You have a right to discuss what you want.
Which makes the use-case almost non-existent, as this price increase justification (while still a very weak justification) is now almost purely for people that game.. yet the discussion has been that this many cores is a bad choice for gamers..
Let's drop the pretenses, for most games, a hyper-fast quad core is still going to smoke these high core count chips from both Intel and AMD and it'll require much less exotic cooling, too.
Skylake LCC is a 12-core die. The $1000 10 core chip has 2 cores already disabled.. not perfect.
LCC die is 10 cores. MCC is 18 core, HCC is 28 core.
Four defective cores. And I have to stop you there for a second. This is Intel's three year old 14nm process. Skylake's core itself has been in manufacturing for over two years itself. You have praised Intel's fabbing prowess! Skylake-X LCC looks to be about 280mm2.
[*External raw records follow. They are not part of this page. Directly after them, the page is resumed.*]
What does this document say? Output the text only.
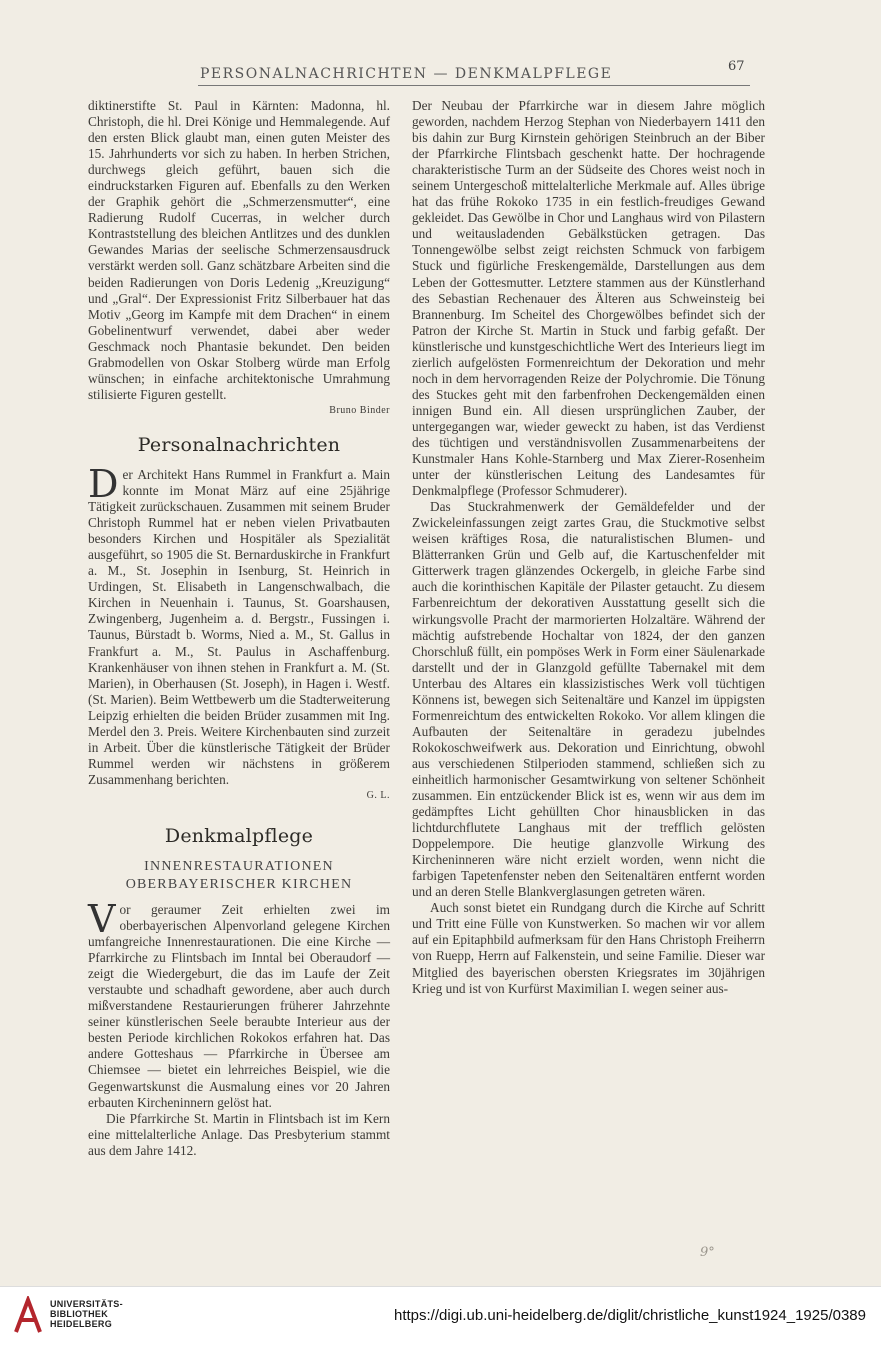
PERSONALNACHRICHTEN — DENKMALPFLEGE	67

diktinerstifte St. Paul in Kärnten: Madonna, hl. Christoph, die hl. Drei Könige und Hemmalegende. Auf den ersten Blick glaubt man, einen guten Meister des 15. Jahrhunderts vor sich zu haben. In herben Strichen, durchwegs gleich geführt, bauen sich die eindruckstarken Figuren auf. Ebenfalls zu den Werken der Graphik gehört die „Schmerzensmutter“, eine Radierung Rudolf Cucerras, in welcher durch Kontraststellung des bleichen Antlitzes und des dunklen Gewandes Marias der seelische Schmerzensausdruck verstärkt werden soll. Ganz schätzbare Arbeiten sind die beiden Radierungen von Doris Ledenig „Kreuzigung“ und „Gral“. Der Expressionist Fritz Silberbauer hat das Motiv „Georg im Kampfe mit dem Drachen“ in einem Gobelinentwurf verwendet, dabei aber weder Geschmack noch Phantasie bekundet. Den beiden Grabmodellen von Oskar Stolberg würde man Erfolg wünschen; in einfache architektonische Umrahmung stilisierte Figuren gestellt.

Bruno Binder

Personalnachrichten

Der Architekt Hans Rummel in Frankfurt a. Main konnte im Monat März auf eine 25jährige Tätigkeit zurückschauen. Zusammen mit seinem Bruder Christoph Rummel hat er neben vielen Privatbauten besonders Kirchen und Hospitäler als Spezialität ausgeführt, so 1905 die St. Bernarduskirche in Frankfurt a. M., St. Josephin in Isenburg, St. Heinrich in Urdingen, St. Elisabeth in Langenschwalbach, die Kirchen in Neuenhain i. Taunus, St. Goarshausen, Zwingenberg, Jugenheim a. d. Bergstr., Fussingen i. Taunus, Bürstadt b. Worms, Nied a. M., St. Gallus in Frankfurt a. M., St. Paulus in Aschaffenburg. Krankenhäuser von ihnen stehen in Frankfurt a. M. (St. Marien), in Oberhausen (St. Joseph), in Hagen i. Westf. (St. Marien). Beim Wettbewerb um die Stadterweiterung Leipzig erhielten die beiden Brüder zusammen mit Ing. Merdel den 3. Preis. Weitere Kirchenbauten sind zurzeit in Arbeit. Über die künstlerische Tätigkeit der Brüder Rummel werden wir nächstens in größerem Zusammenhang berichten.

G. L.

Denkmalpflege
INNENRESTAURATIONEN OBERBAYERISCHER KIRCHEN

Vor geraumer Zeit erhielten zwei im oberbayerischen Alpenvorland gelegene Kirchen umfangreiche Innenrestaurationen. Die eine Kirche — Pfarrkirche zu Flintsbach im Inntal bei Oberaudorf — zeigt die Wiedergeburt, die das im Laufe der Zeit verstaubte und schadhaft gewordene, aber auch durch mißverstandene Restaurierungen früherer Jahrzehnte seiner künstlerischen Seele beraubte Interieur aus der besten Periode kirchlichen Rokokos erfahren hat. Das andere Gotteshaus — Pfarrkirche in Übersee am Chiemsee — bietet ein lehrreiches Beispiel, wie die Gegenwartskunst die Ausmalung eines vor 20 Jahren erbauten Kircheninnern gelöst hat.

Die Pfarrkirche St. Martin in Flintsbach ist im Kern eine mittelalterliche Anlage. Das Presbyterium stammt aus dem Jahre 1412.

Der Neubau der Pfarrkirche war in diesem Jahre möglich geworden, nachdem Herzog Stephan von Niederbayern 1411 den bis dahin zur Burg Kirnstein gehörigen Steinbruch an der Biber der Pfarrkirche Flintsbach geschenkt hatte. Der hochragende charakteristische Turm an der Südseite des Chores weist noch in seinem Untergeschoß mittelalterliche Merkmale auf. Alles übrige hat das frühe Rokoko 1735 in ein festlich-freudiges Gewand gekleidet. Das Gewölbe in Chor und Langhaus wird von Pilastern und weitausladenden Gebälkstücken getragen. Das Tonnengewölbe selbst zeigt reichsten Schmuck von farbigem Stuck und figürliche Freskengemälde, Darstellungen aus dem Leben der Gottesmutter. Letztere stammen aus der Künstlerhand des Sebastian Rechenauer des Älteren aus Schweinsteig bei Brannenburg. Im Scheitel des Chorgewölbes befindet sich der Patron der Kirche St. Martin in Stuck und farbig gefaßt. Der künstlerische und kunstgeschichtliche Wert des Interieurs liegt im zierlich aufgelösten Formenreichtum der Dekoration und mehr noch in dem hervorragenden Reize der Polychromie. Die Tönung des Stuckes geht mit den farbenfrohen Deckengemälden einen innigen Bund ein. All diesen ursprünglichen Zauber, der untergegangen war, wieder geweckt zu haben, ist das Verdienst des tüchtigen und verständnisvollen Zusammenarbeitens der Kunstmaler Hans Kohle-Starnberg und Max Zierer-Rosenheim unter der künstlerischen Leitung des Landesamtes für Denkmalpflege (Professor Schmuderer).

Das Stuckrahmenwerk der Gemäldefelder und der Zwickeleinfassungen zeigt zartes Grau, die Stuckmotive selbst weisen kräftiges Rosa, die naturalistischen Blumen- und Blätterranken Grün und Gelb auf, die Kartuschenfelder mit Gitterwerk tragen glänzendes Ockergelb, in gleiche Farbe sind auch die korinthischen Kapitäle der Pilaster getaucht. Zu diesem Farbenreichtum der dekorativen Ausstattung gesellt sich die wirkungsvolle Pracht der marmorierten Holzaltäre. Während der mächtig aufstrebende Hochaltar von 1824, der den ganzen Chorschluß füllt, ein pompöses Werk in Form einer Säulenarkade darstellt und der in Glanzgold gefüllte Tabernakel mit dem Unterbau des Altares ein klassizistisches Werk voll tüchtigen Könnens ist, bewegen sich Seitenaltäre und Kanzel im üppigsten Formenreichtum des entwickelten Rokoko. Vor allem klingen die Aufbauten der Seitenaltäre in geradezu jubelndes Rokokoschweifwerk aus. Dekoration und Einrichtung, obwohl aus verschiedenen Stilperioden stammend, schließen sich zu einheitlich harmonischer Gesamtwirkung von seltener Schönheit zusammen. Ein entzückender Blick ist es, wenn wir aus dem im gedämpftes Licht gehüllten Chor hinausblicken in das lichtdurchflutete Langhaus mit der trefflich gelösten Doppelempore. Die heutige glanzvolle Wirkung des Kircheninneren wäre nicht erzielt worden, wenn nicht die farbigen Tapetenfenster neben den Seitenaltären entfernt worden und an deren Stelle Blankverglasungen getreten wären.

Auch sonst bietet ein Rundgang durch die Kirche auf Schritt und Tritt eine Fülle von Kunstwerken. So machen wir vor allem auf ein Epitaphbild aufmerksam für den Hans Christoph Freiherrn von Ruepp, Herrn auf Falkenstein, und seine Familie. Dieser war Mitglied des bayerischen obersten Kriegsrates im 30jährigen Krieg und ist von Kurfürst Maximilian I. wegen seiner aus-

9°
UNIVERSITÄTS-
BIBLIOTHEK
HEIDELBERG	https://digi.ub.uni-heidelberg.de/diglit/christliche_kunst1924_1925/0389
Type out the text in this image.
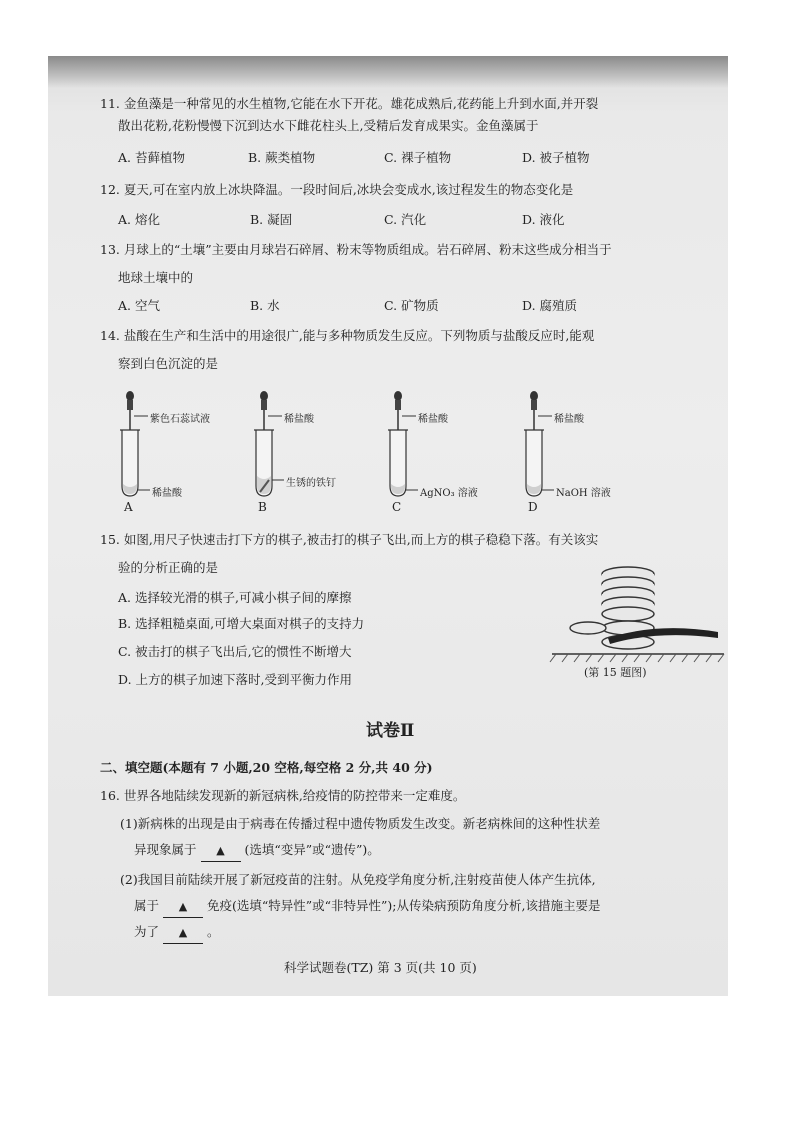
11. 金鱼藻是一种常见的水生植物,它能在水下开花。雄花成熟后,花药能上升到水面,并开裂
散出花粉,花粉慢慢下沉到达水下雌花柱头上,受精后发育成果实。金鱼藻属于
A. 苔藓植物	B. 蕨类植物	C. 裸子植物	D. 被子植物
12. 夏天,可在室内放上冰块降温。一段时间后,冰块会变成水,该过程发生的物态变化是
A. 熔化	B. 凝固	C. 汽化	D. 液化
13. 月球上的“土壤”主要由月球岩石碎屑、粉末等物质组成。岩石碎屑、粉末这些成分相当于
地球土壤中的
A. 空气	B. 水	C. 矿物质	D. 腐殖质
14. 盐酸在生产和生活中的用途很广,能与多种物质发生反应。下列物质与盐酸反应时,能观
察到白色沉淀的是
紫色石蕊试液
稀盐酸
A
稀盐酸
生锈的铁钉
B
稀盐酸
AgNO₃ 溶液
C
稀盐酸
NaOH 溶液
D
15. 如图,用尺子快速击打下方的棋子,被击打的棋子飞出,而上方的棋子稳稳下落。有关该实
验的分析正确的是
A. 选择较光滑的棋子,可减小棋子间的摩擦
B. 选择粗糙桌面,可增大桌面对棋子的支持力
C. 被击打的棋子飞出后,它的惯性不断增大
D. 上方的棋子加速下落时,受到平衡力作用	(第 15 题图)
试卷Ⅱ
二、填空题(本题有 7 小题,20 空格,每空格 2 分,共 40 分)
16. 世界各地陆续发现新的新冠病株,给疫情的防控带来一定难度。
(1)新病株的出现是由于病毒在传播过程中遗传物质发生改变。新老病株间的这种性状差
异现象属于 ▲ (选填“变异”或“遗传”)。
(2)我国目前陆续开展了新冠疫苗的注射。从免疫学角度分析,注射疫苗使人体产生抗体,
属于 ▲ 免疫(选填“特异性”或“非特异性”);从传染病预防角度分析,该措施主要是
为了 ▲ 。
科学试题卷(TZ) 第 3 页(共 10 页)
Two defective cores. Also, the 14nm process being used to build Sky-X is not the same 14nm process that was used to build Broadwell-E, Broadwell-U/Y, or Skylake-S.
Further, the Skylake core inside of the SKX chip is actually quite a bit different. L3 cache structure is totally different, L2 cache is much larger (1MB vs 256KB), the CPU core has AVX-512 support (and this is a pretty significant addition in itself).
There is zero reality reflected in Intel's pricing. Intel, supposedly the best fab in the world, who is making 280mm2 chips (bit larger than Polaris) on a three year old process is having bad yields on fully enabled chips? C'mon on now don't make it that easy...
Die size isn't all that matters, your clock speed/power consumption targets matter, too. Selling parts in which all 10 cores are guaranteed to run at 4.3GHz (and two guaranteed to run at 4.5GHz) is no easy feat, especially with the much larger L2 cache in this core vs the client SKL core.